Question

(a) Use the Quotient Rule to differentiate the function f(x)=tan(x)-1/sec(x). f'(x)=

(b) Simplify the expression for f(x) by writing it in terms of sin(x) and cos(x), the find f'(x).

(c) Are your answers to part (a) and (b) equivalent?

For part (a) (which I got correct), I got f'(x)=-sin(x)tan(x)+sec(x)+sin(x)
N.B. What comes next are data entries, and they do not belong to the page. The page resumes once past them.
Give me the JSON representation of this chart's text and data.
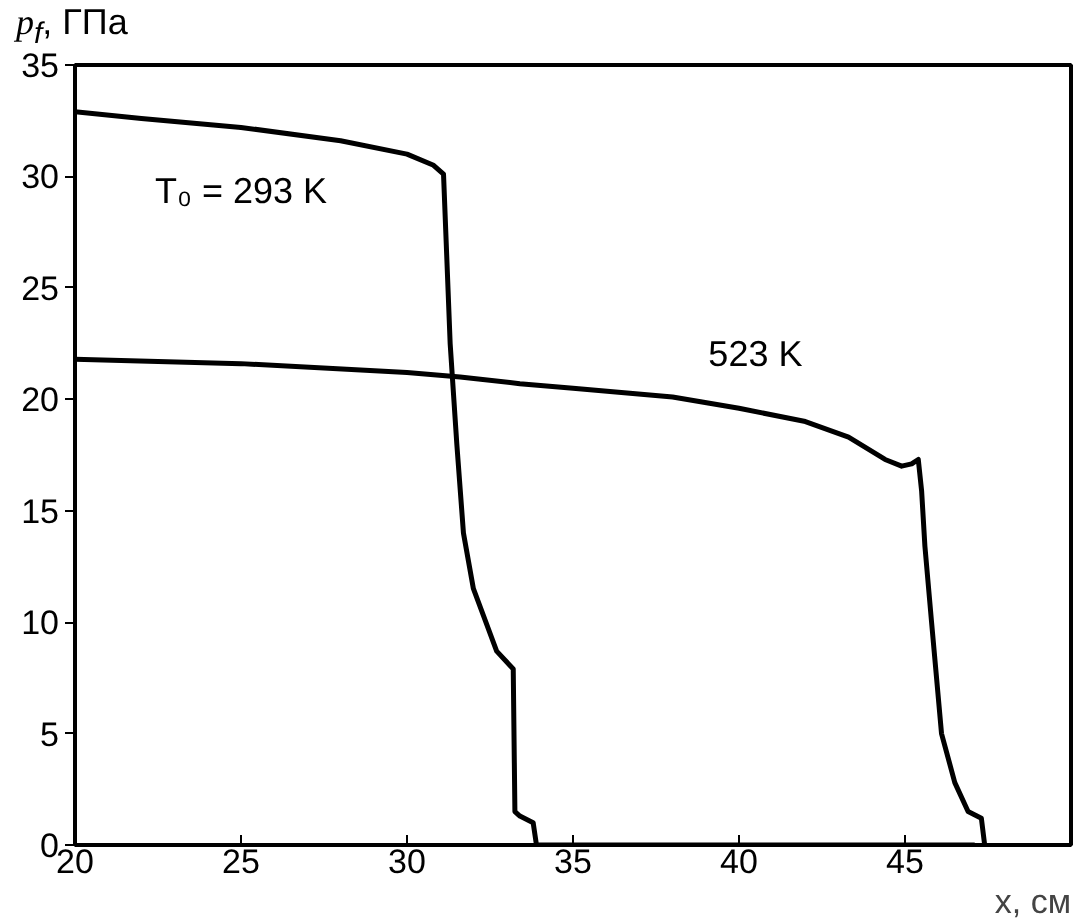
{
  "chart_data": {
    "type": "line",
    "xlabel": "x, см",
    "ylabel": "p$_{f}$, ГПа",
    "xlim": [
      20,
      50
    ],
    "xticks": [
      20,
      25,
      30,
      35,
      40,
      45
    ],
    "ylim": [
      0,
      35
    ],
    "yticks": [
      0,
      5,
      10,
      15,
      20,
      25,
      30,
      35
    ],
    "grid": false,
    "series": [
      {
        "name": "T₀ = 293 K",
        "color": "#000000",
        "x": [
          20,
          22,
          25,
          28,
          30,
          30.8,
          31.1,
          31.3,
          31.5,
          31.7,
          32,
          32.3,
          32.7,
          33.2,
          33.25,
          33.4,
          33.8,
          33.9,
          47.1
        ],
        "values": [
          32.9,
          32.6,
          32.2,
          31.6,
          31.0,
          30.5,
          30.1,
          22.5,
          18,
          14,
          11.5,
          10.3,
          8.7,
          7.9,
          1.5,
          1.3,
          1.0,
          0,
          0
        ]
      },
      {
        "name": "523 K",
        "color": "#000000",
        "x": [
          20,
          25,
          30,
          31.6,
          33.4,
          35,
          38,
          40,
          42,
          43.3,
          44.4,
          44.9,
          45.2,
          45.4,
          45.5,
          45.6,
          45.8,
          46.1,
          46.5,
          46.9,
          47.3,
          47.4
        ],
        "values": [
          21.8,
          21.6,
          21.2,
          21.0,
          20.7,
          20.5,
          20.1,
          19.6,
          19.0,
          18.3,
          17.3,
          17.0,
          17.1,
          17.3,
          15.9,
          13.4,
          10,
          5,
          2.8,
          1.5,
          1.2,
          0
        ]
      }
    ]
  }
}
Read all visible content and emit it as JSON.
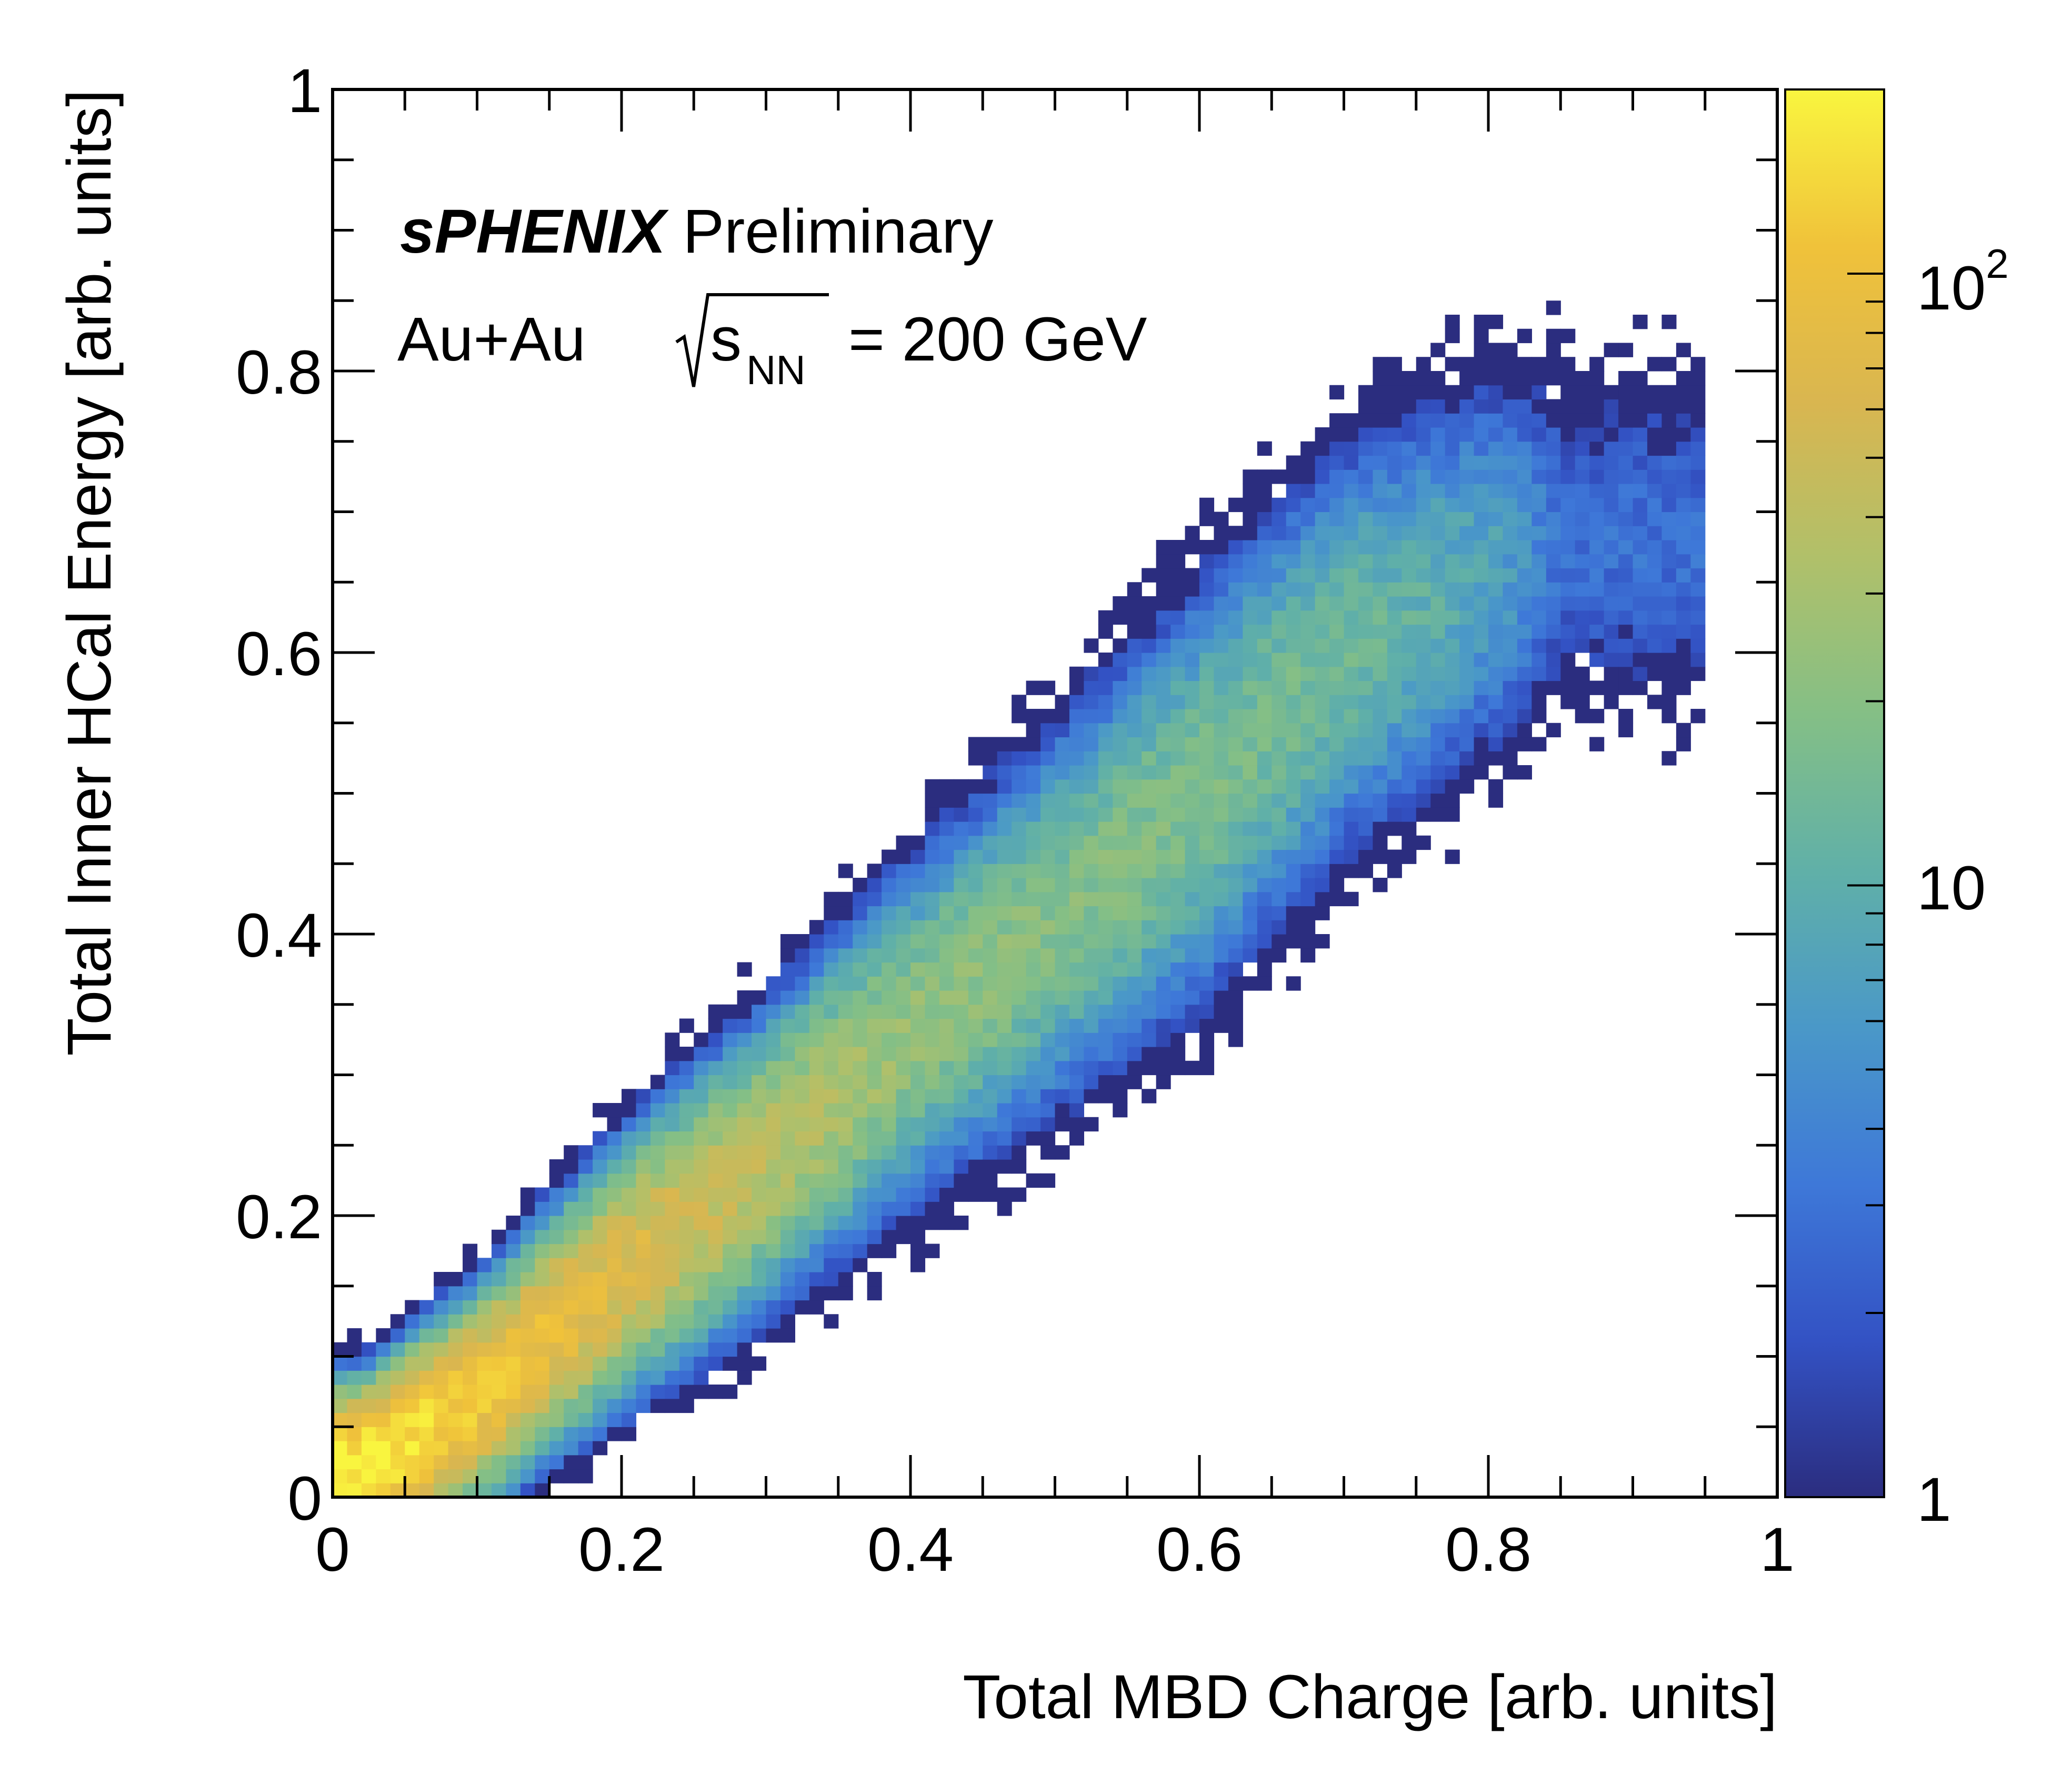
{
  "chart_data": {
    "type": "heatmap",
    "experiment_label": "sPHENIX",
    "status_label": "Preliminary",
    "collision_system": "Au+Au",
    "energy_symbol": "s",
    "energy_subscript": "NN",
    "energy_value": "= 200 GeV",
    "xlabel": "Total MBD Charge [arb. units]",
    "ylabel": "Total Inner HCal Energy [arb. units]",
    "xlim": [
      0,
      1
    ],
    "ylim": [
      0,
      1
    ],
    "xticks": [
      "0",
      "0.2",
      "0.4",
      "0.6",
      "0.8",
      "1"
    ],
    "yticks": [
      "0",
      "0.2",
      "0.4",
      "0.6",
      "0.8",
      "1"
    ],
    "colorbar": {
      "scale": "log",
      "range": [
        1,
        200
      ],
      "tick_values": [
        1,
        10,
        100
      ],
      "tick_labels": [
        {
          "base": "1",
          "exp": ""
        },
        {
          "base": "10",
          "exp": ""
        },
        {
          "base": "10",
          "exp": "2"
        }
      ],
      "colors": [
        "#2b2d7f",
        "#3352c4",
        "#3e78d8",
        "#4a98c8",
        "#60b0a8",
        "#84bf86",
        "#b0c06a",
        "#d9b650",
        "#f0c23a",
        "#f9f53f"
      ]
    },
    "bins": {
      "nx": 100,
      "ny": 100
    },
    "distribution": {
      "description_of_band_centers": "y ≈ 0.76·x",
      "ridge_x": [
        0.02,
        0.1,
        0.2,
        0.3,
        0.4,
        0.5,
        0.6,
        0.7,
        0.8,
        0.85
      ],
      "ridge_y": [
        0.02,
        0.07,
        0.16,
        0.24,
        0.33,
        0.41,
        0.5,
        0.6,
        0.66,
        0.68
      ],
      "peak_counts": [
        200,
        120,
        70,
        40,
        25,
        20,
        18,
        14,
        8,
        3
      ]
    }
  }
}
I got part (b) wrong and I am certain it is a simple thing I am overlooking, but if someone could show me, I would appreciate it.

For part (c) I knew they were equivalent, and the answers is yes.

Answer 1

(a) sin(x) + cos(x)

(b) sin(x) + cos(x)

(c) Both answers are equivalent

Explanation:

(a) The given function is:

`f(x) = (tan(x)-1)/(sec(x))`

According to the quotient rule:

`f(x) = (g(x))/(h(x))\\f'(x)= (g'(x)h(x)-g(x)h'(x))/(h(x)^2)`

Applying the quotient rule:

`f(x) = (tan(x)-1)/(sec(x))\\f'(x)=(sec^2(x)*sec(x)-(tan(x)-1)*sec(x)tan(x))/(sec(x)^2)\\f'(x)=(sec^3(x)-sec(x)tan^2(x)+sec(x)tan(x))/(sec(x)^2)\\f'(x)=sec(x)+(tan(x)-tan^2(x))/(sec(x))\\ (tan(x))/(sec(x))=sin(x) \\f'(x)=sec(x)+sin(x)-sin(x)tan(x)\\`

This can be simplified to:

`f'(x)=sec(x)+sin(x)-sin(x)tan(x)\\f'(x) = (1)/(cos(x))+sin(x)-(sin^2(x))/(cos(x))\\f'(x)=(1+sin(x)cos(x)-sin^2(x))/(cos(x))\\f'(x)=(sin^2(x)+cos^2(x)+sin(x)cos(x)-sin^2(x))/(cos(x))\\f'(x)=(cos^2(x)+sin(x)cos(x))/(cos(x))\\ f'(x)=sin(x) +cos(x)`

(b) Simplifying in terms of sin(x) and cos(x):

`f(x) = (tan(x)-1)/(sec(x))\\f(x)=((sin(x))/(cos(x))-1 )/((1)/(cos(x)) ) \\f(x)=sin(x)-cos(x)\\f'(x) = cos(x)+sin(x)`

(c) As proven above, both answers are equivalent.